Why Maternity Wear and “Labor Gowns” Are Hard Business
Understanding the Sharks’ hesitation means zooming out to the structural challenges of the niche Lila plays in.
1. Narrow Addressable Market
Unlike everyday apparel, labor gowns are a singular event item for most women, lasting hours or days, not years. Repeat purchase frequency is very low, which means you must sell broader items like postpartum, nursing wear, and gift sets to hit breakeven and scale. Lila had attempted this, but the SKU breadth may have diluted focus.
2. Retail Distribution Complexity
Hospital‐estate boards and maternity boutiques used to be the selling channel. Retail placement requires significant cash flow to cover inventory, returns, refunds, and promotional allowances. Sharks flagged that bridging direct-to-consumer to big retail is a risky leap for the apparel industry.
3. High SKU & Inventory Risk
Apparel thrives on trends, size variation, and color variety, further leading to many SKUs. Lila already had 200. That means splits in inventory, higher warehousing costs, and greater dead stock risk. With 800K inventory, the burden is significant.
4. Margin Pressure & Returns
Even with a 40% gross margin, apparel carries high overhead for fulfillment, returns, customer service, and quality control. A net margin of 10% leaves little cushion for shocks. The Sharks saw apparel category margins as thin and volatile.
5. Category Awareness and Education
While the product may be better than hospital gowns, the fundamental question is: will hospitals, birth centers, or expectant mothers adopt it widely? Shark Robert’s question about whether most women shop for their own gowns in hospital gift shops highlighted a distribution mismatch.
Conclusion
Though her story was compelling, the Sharks’ decision not to invest didn’t reflect a lack of heart; it reflected risk from structural market realities. They saw a brand with potential but also saw hurdles. Apparel is hard, retail is brutal, and scaling is complicated.

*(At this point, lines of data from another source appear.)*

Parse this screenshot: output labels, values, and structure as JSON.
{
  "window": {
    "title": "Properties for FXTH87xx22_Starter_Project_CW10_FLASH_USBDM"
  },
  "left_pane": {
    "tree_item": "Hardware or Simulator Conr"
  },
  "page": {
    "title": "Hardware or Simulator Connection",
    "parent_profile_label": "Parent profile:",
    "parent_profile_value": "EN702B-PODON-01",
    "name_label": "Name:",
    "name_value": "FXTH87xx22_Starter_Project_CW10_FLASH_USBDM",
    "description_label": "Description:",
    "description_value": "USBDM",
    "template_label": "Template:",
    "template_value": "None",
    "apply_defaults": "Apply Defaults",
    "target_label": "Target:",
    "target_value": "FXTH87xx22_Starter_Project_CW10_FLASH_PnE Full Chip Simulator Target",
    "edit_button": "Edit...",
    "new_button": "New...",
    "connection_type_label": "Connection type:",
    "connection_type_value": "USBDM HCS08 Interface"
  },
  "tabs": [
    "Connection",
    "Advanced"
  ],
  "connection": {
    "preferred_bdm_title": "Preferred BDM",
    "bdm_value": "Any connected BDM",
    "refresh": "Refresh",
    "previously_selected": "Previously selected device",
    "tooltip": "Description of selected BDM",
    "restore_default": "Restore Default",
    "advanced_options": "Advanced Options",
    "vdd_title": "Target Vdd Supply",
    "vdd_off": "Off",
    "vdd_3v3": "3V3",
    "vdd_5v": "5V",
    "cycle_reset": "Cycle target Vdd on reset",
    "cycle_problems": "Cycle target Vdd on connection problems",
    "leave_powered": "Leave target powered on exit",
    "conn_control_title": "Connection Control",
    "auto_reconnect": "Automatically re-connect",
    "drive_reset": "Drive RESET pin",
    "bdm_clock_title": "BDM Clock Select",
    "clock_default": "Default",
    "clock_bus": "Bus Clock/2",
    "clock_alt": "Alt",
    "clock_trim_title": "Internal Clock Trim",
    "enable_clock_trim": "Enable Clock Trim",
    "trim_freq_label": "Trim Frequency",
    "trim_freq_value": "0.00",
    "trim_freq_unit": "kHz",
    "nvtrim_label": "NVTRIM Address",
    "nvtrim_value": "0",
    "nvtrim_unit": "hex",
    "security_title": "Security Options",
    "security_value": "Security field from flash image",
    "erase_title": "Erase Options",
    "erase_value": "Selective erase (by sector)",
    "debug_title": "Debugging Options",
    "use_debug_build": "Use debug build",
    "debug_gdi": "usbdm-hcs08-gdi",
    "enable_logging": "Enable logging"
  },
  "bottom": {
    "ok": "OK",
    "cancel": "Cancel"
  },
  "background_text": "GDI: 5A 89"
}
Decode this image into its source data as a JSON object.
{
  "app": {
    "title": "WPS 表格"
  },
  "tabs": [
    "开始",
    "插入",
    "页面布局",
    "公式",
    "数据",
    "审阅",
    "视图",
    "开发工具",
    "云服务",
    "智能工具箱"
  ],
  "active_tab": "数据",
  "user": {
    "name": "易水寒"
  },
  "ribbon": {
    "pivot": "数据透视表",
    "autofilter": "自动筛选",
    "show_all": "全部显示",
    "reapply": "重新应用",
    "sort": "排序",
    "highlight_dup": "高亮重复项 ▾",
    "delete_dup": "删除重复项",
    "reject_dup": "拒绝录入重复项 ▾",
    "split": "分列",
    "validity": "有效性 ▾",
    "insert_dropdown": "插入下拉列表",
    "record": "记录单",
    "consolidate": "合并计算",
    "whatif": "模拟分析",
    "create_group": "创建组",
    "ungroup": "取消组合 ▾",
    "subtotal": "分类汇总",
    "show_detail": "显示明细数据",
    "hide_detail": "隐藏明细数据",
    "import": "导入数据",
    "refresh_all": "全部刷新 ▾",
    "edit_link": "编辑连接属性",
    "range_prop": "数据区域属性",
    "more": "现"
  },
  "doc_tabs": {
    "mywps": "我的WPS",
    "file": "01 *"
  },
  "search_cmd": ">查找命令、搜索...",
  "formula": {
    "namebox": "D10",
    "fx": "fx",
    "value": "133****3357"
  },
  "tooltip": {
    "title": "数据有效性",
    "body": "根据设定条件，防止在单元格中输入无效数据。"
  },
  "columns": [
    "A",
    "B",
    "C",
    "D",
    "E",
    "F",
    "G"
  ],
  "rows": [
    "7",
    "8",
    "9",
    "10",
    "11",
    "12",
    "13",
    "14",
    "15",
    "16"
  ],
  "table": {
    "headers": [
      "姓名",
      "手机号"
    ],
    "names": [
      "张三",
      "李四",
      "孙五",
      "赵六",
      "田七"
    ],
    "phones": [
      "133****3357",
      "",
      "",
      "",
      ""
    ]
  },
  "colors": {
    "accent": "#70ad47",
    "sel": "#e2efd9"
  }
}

For the founder and for other entrepreneurs, the takeaways are stark:
- A compelling mission and product help, but alone, they don’t override business risk.
- Choose your category and business model carefully. Even disruptive ideas in traditional categories (like apparel) must have defensible competitive advantages, clear distribution paths, and margin levers.
- Be cautious about SKU proliferation early on. Focus, refine, scale—don’t spread thinly before mastering one product line.
- Make sure your valuation is grounded in scalable metrics. A $4M valuation from D2C labor gowns may not sit easily with institutional investors or Sharks familiar with overhead risks.
In the end, Lila leaves the Tank without a deal but with something nearly as valuable: visibility, validation, and a clear list of challenges to address.